CAIRO, Egypt — In 1956 women’s rights in Egypt made remarkable progress when they legally gained the right to vote. Although, when thinking of Egypt, there is the tendency to think of ancient times when rulers and goddesses existed. Such examples include the goddess of motherhood, Hathor, or the powerful Egyptian Queen Nefertiti. Nevertheless, during those ancient times, men and women were essentially equal and there was nearly no hierarchy in terms of gender roles. However, as far as employment, this was not the case. The inequality Egyptian women faced during those times are no different from the inequality issues they face today.
Five Facts About Women’s Rights in Egypt
Egypt relies on gender-based rules. Among many other countries that face disparities, Egypt functions off of gender-based rules because of the traditional society. As a result, women typically do house chores like cooking, cleaning and caring for the children. According to The 2020 Global Gender Gap Index, which ranks countries based on the severity of inequality in the world, Egypt ranks 134 out of 153 countries. This is a fairly low ranking for a nation that is working to improve its gender equality.
Inequality within education systems in Egypt has decreased substantially. However, even highly educated Egyptian women still struggle to find employment due to how expensive childcare is and the likelihood of sexual harassment in and outside the working environment. The Global Economy in 2019 reported that the labor force participation rate for females in Egypt was 21.93%. Meanwhile, for men, the labor force participation rate was 70.86%.
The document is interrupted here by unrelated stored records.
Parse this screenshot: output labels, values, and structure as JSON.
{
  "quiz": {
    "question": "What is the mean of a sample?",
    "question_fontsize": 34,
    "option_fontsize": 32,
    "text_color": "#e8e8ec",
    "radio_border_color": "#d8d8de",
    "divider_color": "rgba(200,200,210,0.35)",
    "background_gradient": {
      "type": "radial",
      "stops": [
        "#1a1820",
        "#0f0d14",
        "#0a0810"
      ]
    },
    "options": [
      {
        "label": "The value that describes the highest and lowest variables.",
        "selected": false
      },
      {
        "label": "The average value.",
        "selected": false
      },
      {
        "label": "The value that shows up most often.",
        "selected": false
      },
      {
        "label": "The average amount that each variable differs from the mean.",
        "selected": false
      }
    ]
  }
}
Literacy disparities have diminished recently. Although gender discrimination is still present in Egypt, literacy disparities have diminished over the last two decades. According to The World Bank’s report in 2017, the literacy rate for females was 65.5%, while it was 43.6% in 1996. Within those decades, Egyptian women’s literacy rate increased by nearly 22% and if it continues to elevate, it will promote their economic growth in society.
Child marriage is illegal. In Egypt, legal adulthood starts at 18. Women’s rights in Egypt made significant progress in 2001 when child marriage became illegal, giving young girls a chance at a brighter future. Additionally, they now have a more equal opportunity in life at a younger age. As a result of enacting this law, teenage pregnancy rates also decreased.
Female Genital Mutilation is still practiced in Egypt. FGM, also known as circumcision, is frowned upon but still practiced in Egypt. According to the 2014 Demographic and Health Survey, 92% of women between ages 15-49 had undergone circumcision. Most of these women had been married already, however, this is an alarmingly high rate of female circumcision.
Although women’s rights in Egypt continue to face hardships, the nongovernmental organization Egyptian Society of Women’s Health (ESWH) is working hard at helping women. Through their promotion and advocacy for women’s health, they are making a difference in women’s rights in Egypt. Though women still face great adversities, access to health benefits is still a significant stride in the right direction.